Die Samariterin will mit dem Herrn Jesus darüber diskutieren, welcher Berg nun der wahre Anbetungsort ist. Der Herr macht ihr klar: Gott will keinen Gottesdienst, den sich die Menschen ausdenken. Das Heil kommt aus den Juden. Gott hat sich ein irdisches Volk ausgesondert für einen speziellen Dienst: ein Sprachrohr Gottes zu sein. Gott erweckte sich Propheten aus dem Volk Israel, diesem Volk wurden die Heiligen Schriften anvertraut und aus diesem Volk sollte der Messias hervorgehen: Er selbst. Die Stunde ist jetzt da, durch ihn selbst, dass die wahren Anbeter Gott, den Vater in Geist und Wahrheit anbeten. In Wahrheit: ohne Heuchelei und eigenwilligen Gottesdienst. Im Geist: in dem Wissen, dass Gott ewig, allwissend, allmächtig und nicht auf irgendeinen Ort begrenzt ist. Er ist der ewig Seiende, der ich bin. Beim Glauben an den lebendigen Gott durch den Herrn Jesus Christus geht es nicht um Religion, sondern um eine Beziehung zu ihm.
Die Frau spricht zu ihm: Ich weiß, dass der Messias kommt, der Christus genannt wird; wenn er kommt, wird er uns alles verkündigen. Jesus spricht zu ihr: Ich bin es, der mit dir redet. (…) Die Frau nun ließ ihren Wasserkrug stehen und ging weg in die Stadt und sagt zu den Leuten: Kommt, seht einen Menschen, der mir alles gesagt hat, was ich getan habe! Dieser ist doch nicht etwa der Christus?

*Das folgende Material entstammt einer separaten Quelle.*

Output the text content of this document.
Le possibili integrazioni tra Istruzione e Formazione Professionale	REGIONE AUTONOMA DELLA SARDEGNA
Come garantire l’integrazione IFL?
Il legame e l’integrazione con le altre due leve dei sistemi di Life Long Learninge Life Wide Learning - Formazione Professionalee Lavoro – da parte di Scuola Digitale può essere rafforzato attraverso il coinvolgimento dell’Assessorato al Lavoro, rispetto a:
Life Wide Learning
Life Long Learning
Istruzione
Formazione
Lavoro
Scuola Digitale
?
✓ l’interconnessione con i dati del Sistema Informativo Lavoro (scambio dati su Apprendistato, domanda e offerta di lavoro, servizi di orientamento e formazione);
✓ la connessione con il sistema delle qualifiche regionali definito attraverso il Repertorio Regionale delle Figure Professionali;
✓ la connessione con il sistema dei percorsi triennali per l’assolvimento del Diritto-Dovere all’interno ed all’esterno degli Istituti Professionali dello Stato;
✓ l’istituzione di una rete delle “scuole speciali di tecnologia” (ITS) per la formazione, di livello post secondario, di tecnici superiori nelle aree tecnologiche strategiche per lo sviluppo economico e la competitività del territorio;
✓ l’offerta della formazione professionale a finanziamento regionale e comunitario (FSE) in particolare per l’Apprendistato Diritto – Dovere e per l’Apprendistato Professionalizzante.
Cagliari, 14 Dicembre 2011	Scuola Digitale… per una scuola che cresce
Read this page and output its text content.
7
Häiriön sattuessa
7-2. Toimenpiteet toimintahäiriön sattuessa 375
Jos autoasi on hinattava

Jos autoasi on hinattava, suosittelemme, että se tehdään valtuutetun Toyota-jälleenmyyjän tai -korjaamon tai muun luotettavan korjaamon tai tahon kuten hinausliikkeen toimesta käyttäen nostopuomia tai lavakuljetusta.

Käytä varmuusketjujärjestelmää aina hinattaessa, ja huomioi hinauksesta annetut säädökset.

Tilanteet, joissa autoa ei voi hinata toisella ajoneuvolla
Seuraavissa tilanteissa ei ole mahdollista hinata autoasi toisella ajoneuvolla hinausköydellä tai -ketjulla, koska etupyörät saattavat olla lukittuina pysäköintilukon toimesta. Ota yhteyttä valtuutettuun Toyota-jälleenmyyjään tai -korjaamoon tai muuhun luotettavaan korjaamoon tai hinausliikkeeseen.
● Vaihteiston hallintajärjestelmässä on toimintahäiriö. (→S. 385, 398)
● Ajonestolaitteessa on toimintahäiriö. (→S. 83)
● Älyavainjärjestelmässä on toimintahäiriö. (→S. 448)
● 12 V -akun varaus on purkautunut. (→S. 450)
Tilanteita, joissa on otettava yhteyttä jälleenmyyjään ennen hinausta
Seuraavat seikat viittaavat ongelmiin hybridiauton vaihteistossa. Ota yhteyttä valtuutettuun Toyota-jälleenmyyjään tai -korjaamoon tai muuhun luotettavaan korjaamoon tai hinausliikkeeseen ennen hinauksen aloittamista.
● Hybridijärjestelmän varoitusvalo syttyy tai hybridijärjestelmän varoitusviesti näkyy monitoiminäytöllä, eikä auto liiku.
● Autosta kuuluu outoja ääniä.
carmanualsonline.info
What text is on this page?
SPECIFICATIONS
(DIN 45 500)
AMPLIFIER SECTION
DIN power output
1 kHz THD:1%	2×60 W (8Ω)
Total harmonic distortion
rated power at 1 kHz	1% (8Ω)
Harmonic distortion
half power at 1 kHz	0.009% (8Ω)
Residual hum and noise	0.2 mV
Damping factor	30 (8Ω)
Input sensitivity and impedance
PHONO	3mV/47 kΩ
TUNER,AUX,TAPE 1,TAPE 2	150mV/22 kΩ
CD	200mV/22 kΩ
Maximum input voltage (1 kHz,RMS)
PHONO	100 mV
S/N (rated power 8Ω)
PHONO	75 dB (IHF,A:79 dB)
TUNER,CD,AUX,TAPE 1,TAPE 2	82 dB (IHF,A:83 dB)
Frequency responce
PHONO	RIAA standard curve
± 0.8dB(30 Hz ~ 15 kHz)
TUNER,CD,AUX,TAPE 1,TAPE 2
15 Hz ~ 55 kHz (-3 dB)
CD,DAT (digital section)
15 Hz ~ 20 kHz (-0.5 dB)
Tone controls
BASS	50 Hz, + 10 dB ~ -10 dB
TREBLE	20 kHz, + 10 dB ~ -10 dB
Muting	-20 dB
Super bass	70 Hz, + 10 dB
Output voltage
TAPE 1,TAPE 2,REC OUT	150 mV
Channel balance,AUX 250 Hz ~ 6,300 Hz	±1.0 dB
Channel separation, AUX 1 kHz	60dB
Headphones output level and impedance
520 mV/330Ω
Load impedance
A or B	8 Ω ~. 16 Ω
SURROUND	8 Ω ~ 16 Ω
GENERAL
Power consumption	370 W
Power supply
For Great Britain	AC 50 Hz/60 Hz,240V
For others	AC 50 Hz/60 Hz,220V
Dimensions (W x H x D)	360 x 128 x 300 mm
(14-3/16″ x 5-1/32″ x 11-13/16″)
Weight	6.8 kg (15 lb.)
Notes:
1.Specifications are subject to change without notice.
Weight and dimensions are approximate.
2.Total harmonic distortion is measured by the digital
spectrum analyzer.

Mit dieser Antwort offenbart der Herr Jesus der Frau, dass er selbst der ich bin ist. Der ich bin ist die Übersetzung des hebräischen Gottesnamens: Jahwe. Der Herr Jesus offenbart der Samariterin damit, dass er selbst der Messias ist, auf den sie wartet, der ich bin des Alten Bundes. Als veränderter Mensch ging die Samariterin weg in die Stadt, um von ihrer Begegnung zu erzählen. Sie ließ ihren Wasserkrug stehen. Vieles spricht dafür, dass diese Begegnung, diese Prüfung für sie zum Segen und nicht zum Fluch geworden ist.